In 1921, while visiting friends, Edith spent an entire night reading the autobiography of the sixteenth century Carmelite nun St. Teresa of Avila. She later recalled: When I had finished the book, I said to myself: This is the truth. We are ever-mindful that there is a providence of books. She was baptized into the Catholic Church on the first day of January, 1922. Edith intended to join the Carmelites immediately after her conversion, but would ultimately have to wait another eleven years before taking this step. In 1932 she took a university teaching position but in 1933, the rise of Nazism, combined with Edith’s Jewish ethnicity, put an end to her teaching career. Jewish academics were not permitted to teach in universities. After a painful parting with her mother, who did not understand her Christian conversion, she entered a Carmelite convent in 1934, taking the name Teresa Benedicta of the Cross as a symbol of her acceptance of suffering.

She wrote: I felt that those who understood the Cross of Christ should take upon themselves on everybody’s behalf to intercede with God for everyone. Understandably, she prayed especially for the Jews of Germany whose tragic fate was becoming clear. In 1939, as the war began, she wrote: I ask the Lord to accept my life and my death, so that the Lord will be accepted by his people and that his kingdom may come in glory, for the salvation of Germany and the peace of the world. On August 2nd, 1942, she and her sister Rosa were picked up by the Gestapo at their Carmelite monastery in Echt, Holland, where they had fled for safety; because twelve days earlier the Dutch bishops had issued a pastoral letter denouncing Nazi racism. On August 7th, she and her sister were among the 987 Jews deported to Auschwitz from the transit camp of Westerbork. Upon arrival on August 9th, they were murdered.

She had authored quite a number of books, including her autobiography, Life in a Jewish Family, a book that ends abruptly because she was taken to her death before she could complete it. Her final work was a study of the great Carmelite mystic St. John of the Cross, entitled The Science of the Cross. She had written earlier I felt that those who understood the Cross of Christ should take upon themselves on everybody’s behalf to intercede with God for everyone. This in essence was the heart of her vocation as a cloistered Carmelite; and it is our vocation as disciples of Christ who share in His priesthood through baptism.
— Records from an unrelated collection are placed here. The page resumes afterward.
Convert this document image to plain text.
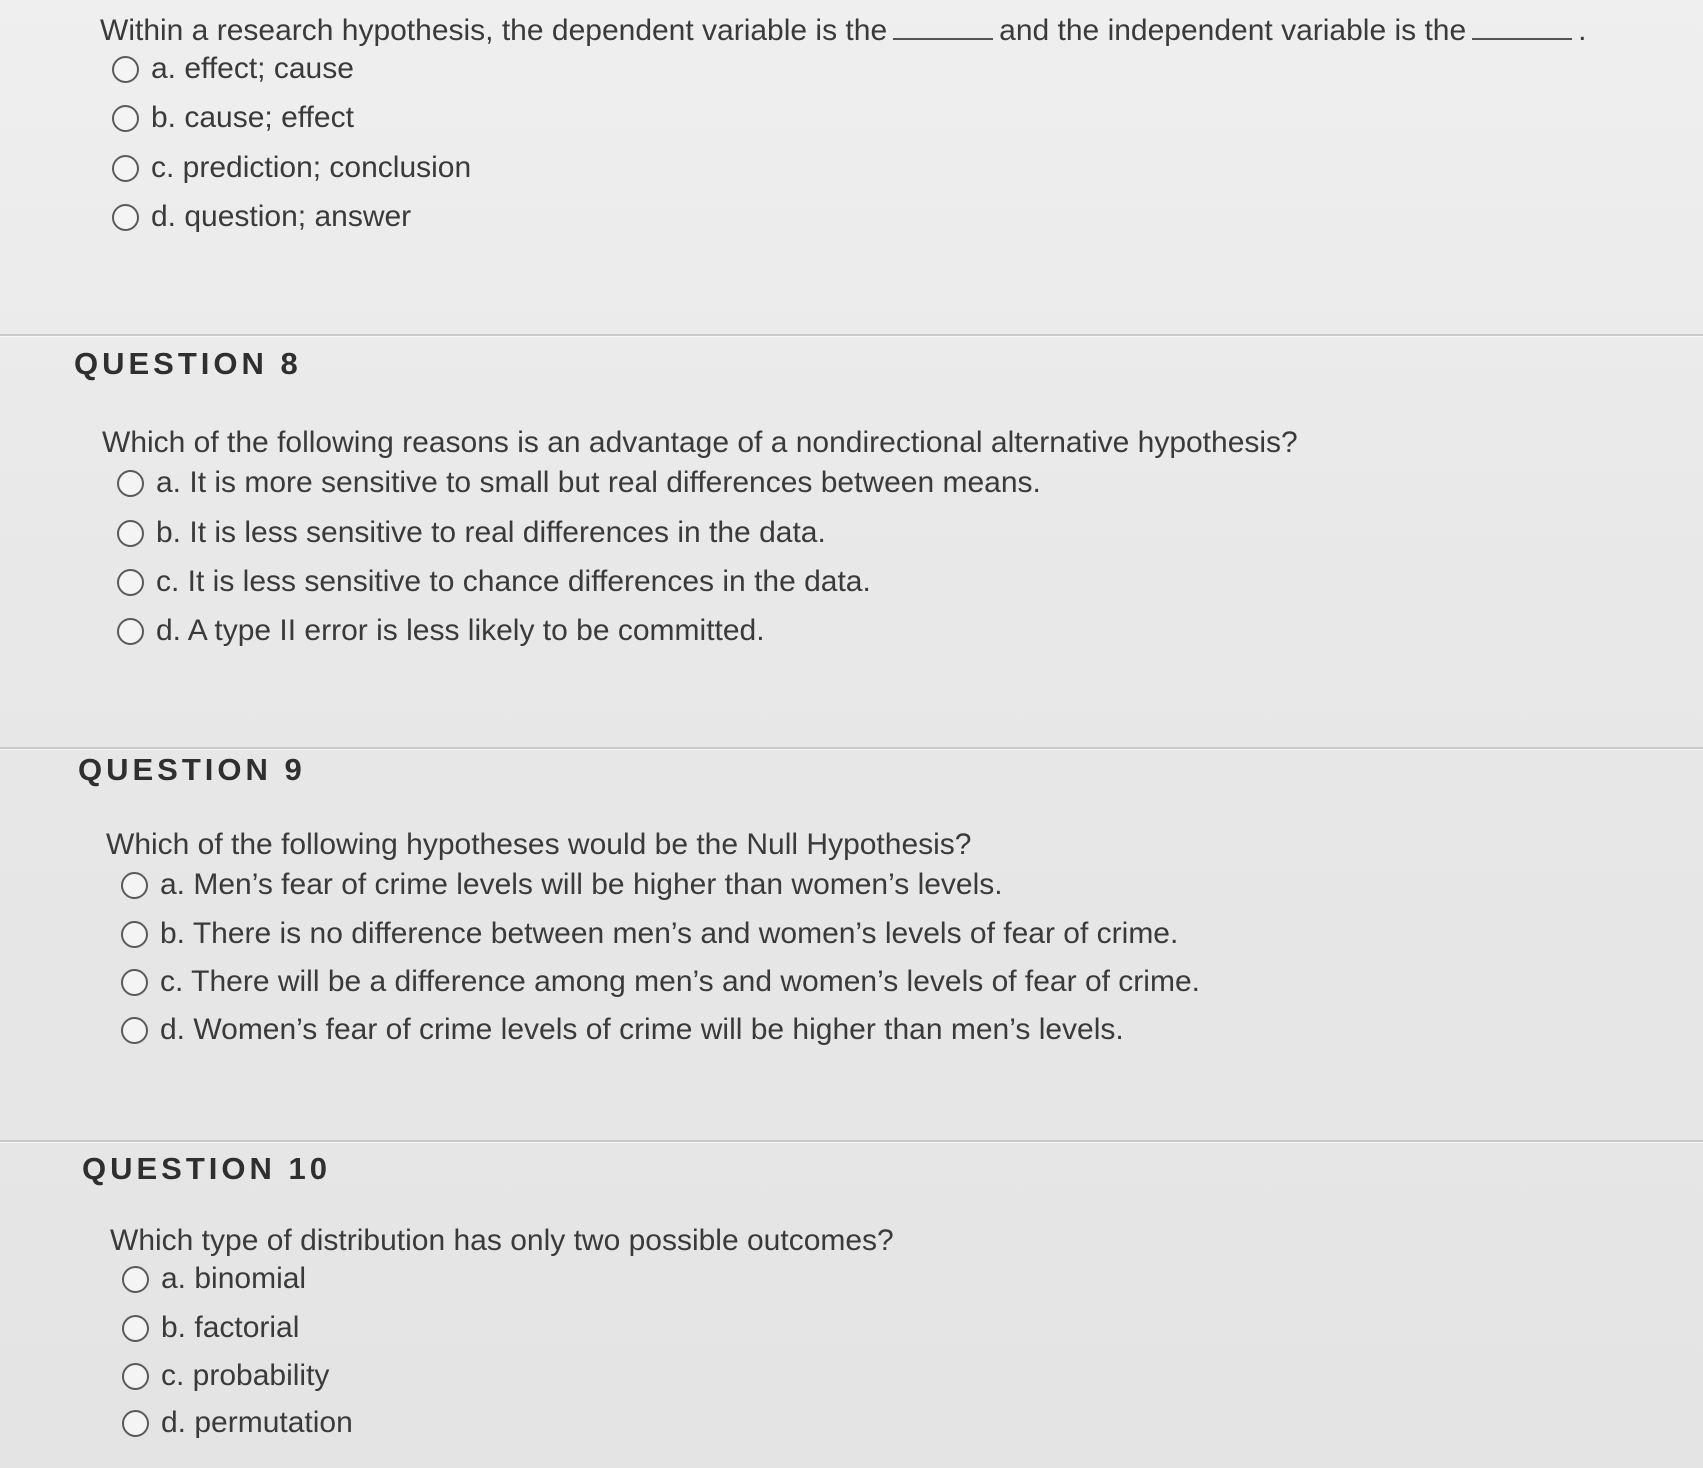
Within a research hypothesis, the dependent variable is the	and the independent variable is the	.
a. effect; cause
b. cause; effect
c. prediction; conclusion
d. question; answer
QUESTION 8
Which of the following reasons is an advantage of a nondirectional alternative hypothesis?
a. It is more sensitive to small but real differences between means.
b. It is less sensitive to real differences in the data.
c. It is less sensitive to chance differences in the data.
d. A type II error is less likely to be committed.
QUESTION 9
Which of the following hypotheses would be the Null Hypothesis?
a. Men’s fear of crime levels will be higher than women’s levels.
b. There is no difference between men’s and women’s levels of fear of crime.
c. There will be a difference among men’s and women’s levels of fear of crime.
d. Women’s fear of crime levels of crime will be higher than men’s levels.
QUESTION 10
Which type of distribution has only two possible outcomes?
a. binomial
b. factorial
c. probability
d. permutation
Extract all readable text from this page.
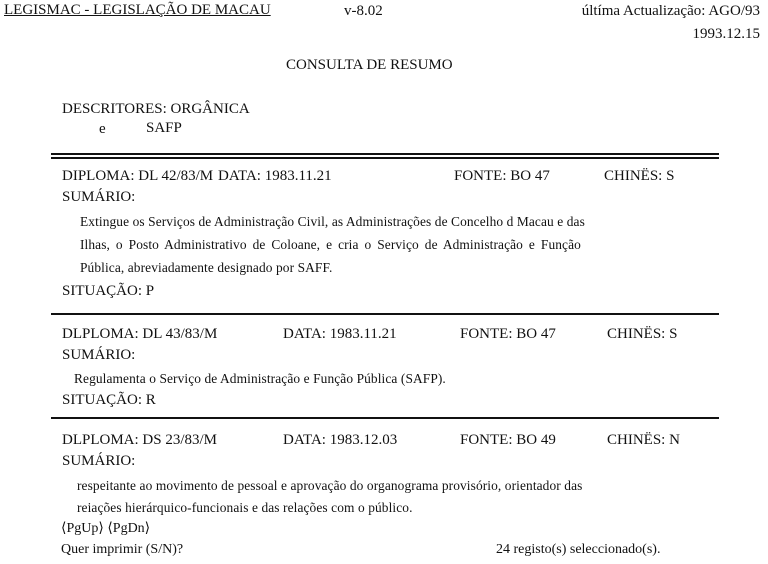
LEGISMAC - LEGISLAÇÃO DE MACAU	v-8.02	últíma Actualização: AGO/93
1993.12.15
CONSULTA DE RESUMO
DESCRITORES: ORGÂNICA
e	SAFP
DIPLOMA: DL 42/83/M DATA: 1983.11.21	FONTE: BO 47	CHINËS: S
SUMÁRIO:
Extingue os Serviços de Administração Civil, as Administrações de Concelho d Macau e das
Ilhas, o Posto Administrativo de Coloane, e cria o Serviço de Administração e Função
Pública, abreviadamente designado por SAFF.
SITUAÇÃO: P
DLPLOMA: DL 43/83/M	DATA: 1983.11.21	FONTE: BO 47	CHINËS: S
SUMÁRIO:
Regulamenta o Serviço de Administração e Função Pública (SAFP).
SITUAÇÃO: R
DLPLOMA: DS 23/83/M	DATA: 1983.12.03	FONTE: BO 49	CHINËS: N
SUMÁRIO:
respeitante ao movimento de pessoal e aprovação do organograma provisório, orientador das
reiações hierárquico-funcionais e das relações com o público.
⟨PgUp⟩ ⟨PgDn⟩
Quer imprimir (S/N)?	24 registo(s) seleccionado(s).
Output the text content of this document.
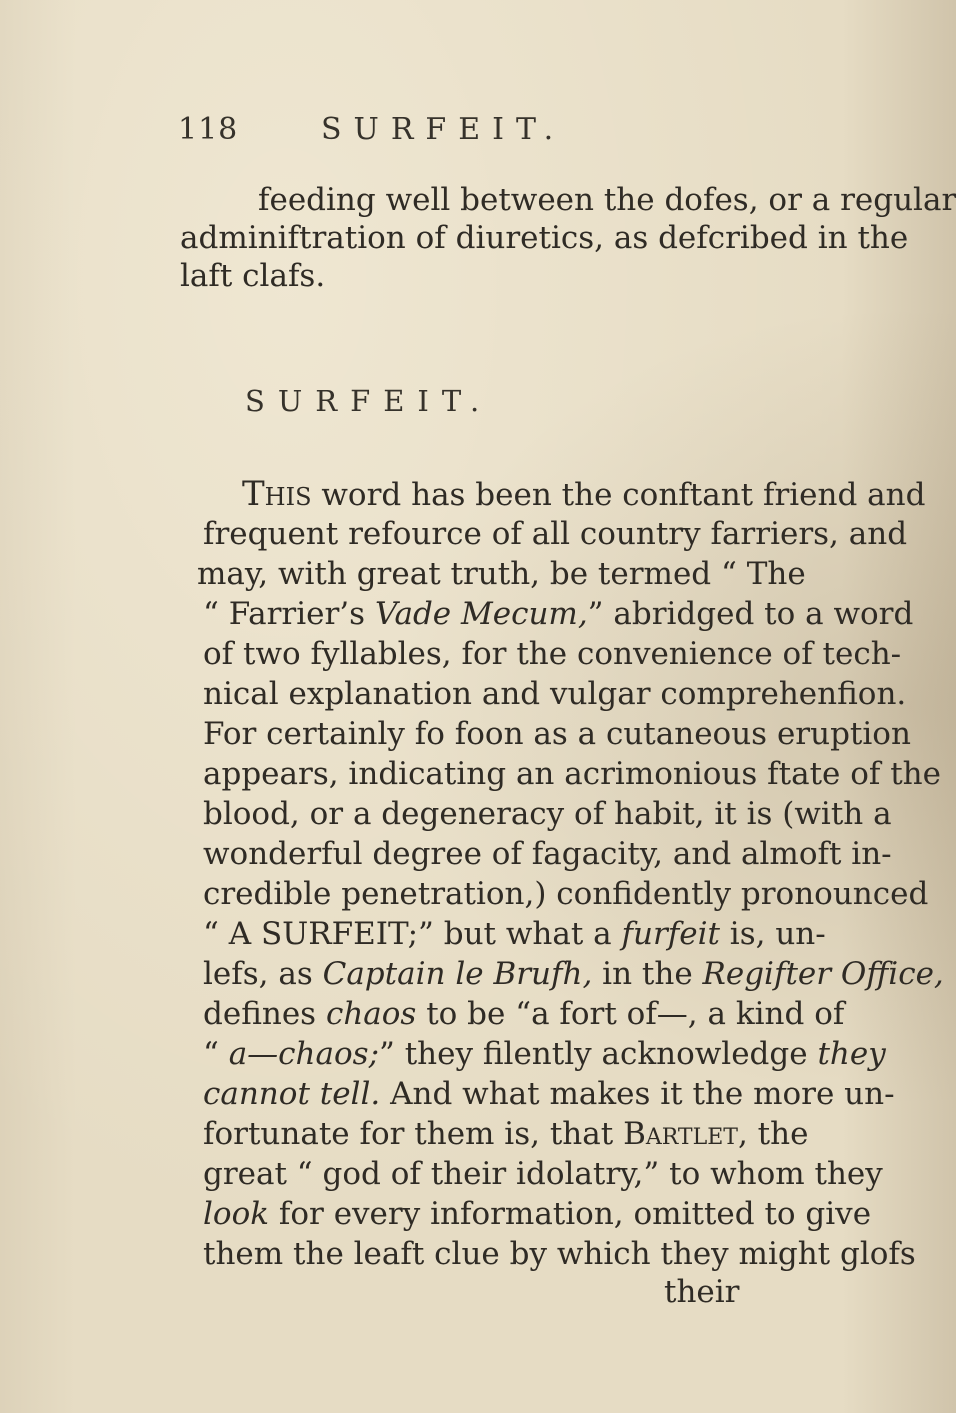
118	SURFEIT.
feeding well between the dofes, or a regular
adminiftration of diuretics, as defcribed in the
laft clafs.
SURFEIT.
This word has been the conftant friend and
frequent refource of all country farriers, and
may, with great truth, be termed “ The
“ Farrier’s Vade Mecum,” abridged to a word
of two fyllables, for the convenience of tech-
nical explanation and vulgar comprehenfion.
For certainly fo foon as a cutaneous eruption
appears, indicating an acrimonious ftate of the
blood, or a degeneracy of habit, it is (with a
wonderful degree of fagacity, and almoft in-
credible penetration,) confidently pronounced
“ A SURFEIT;” but what a furfeit is, un-
lefs, as Captain le Brufh, in the Regifter Office,
defines chaos to be “a fort of—, a kind of
“ a—chaos;” they filently acknowledge they
cannot tell. And what makes it the more un-
fortunate for them is, that Bartlet, the
great “ god of their idolatry,” to whom they
look for every information, omitted to give
them the leaft clue by which they might glofs
their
It is also our conviction that we stand before God for all.   St. Paul explains this truth: For the love of Christ controls us, because we are convinced that one has died for all; therefore all have died. And he died for all, that those who live might live no longer for themselves but for him who for their sake died and was raised (2 Cor. 5:14-15). I believe that we understand the Cross of Christ because we know and believe firmly that the celebration of the Holy Sacrifice of the Mass, the re-presentation of the Sacrifice of Our Lord on Calvary is always an invitation to enter more deeply into this Mystery of God’s self-giving, sacrificial love. Our conformity to this Mystery is at the heart of our worship and life; and our union with the Sacrifice of the Cross in the Mass enables us to worship the Father in spirit and truth, for such the Father seeks to worship Him (Jn. 4:23).

May the memory of St. Teresa Benedicta of the Cross be a blessing; may it inspire and strengthen us also to seek the truth always, and to be witnesses to the truth about God and the human person created in His image and likeness. Our times are not unlike hers. The dictatorship that seeks to enslave humanity in our day is the dictatorship of relativism. These words that she penned long ago are no less relevant to us: The world is in flames. The struggle between Christ and antichrist rages openly, and so if you decide for Christ you can even be asked to sacrifice your life….Contemplate the cross: from His open Heart the Blood of the Redeemer pours, Blood which can put out even the flames of hell. May we who are schooled in the science of the Cross draw strength from Our Crucified Lord and intercede with God for everyone; especially for those who do not yet know Christ Our Lord as Messiah and Saviour, but no less for those of the household of the faith who have little or no knowledge of the Mass as the Sacrifice of Calvary. Knowing this makes all the difference; for as we worship, so we become.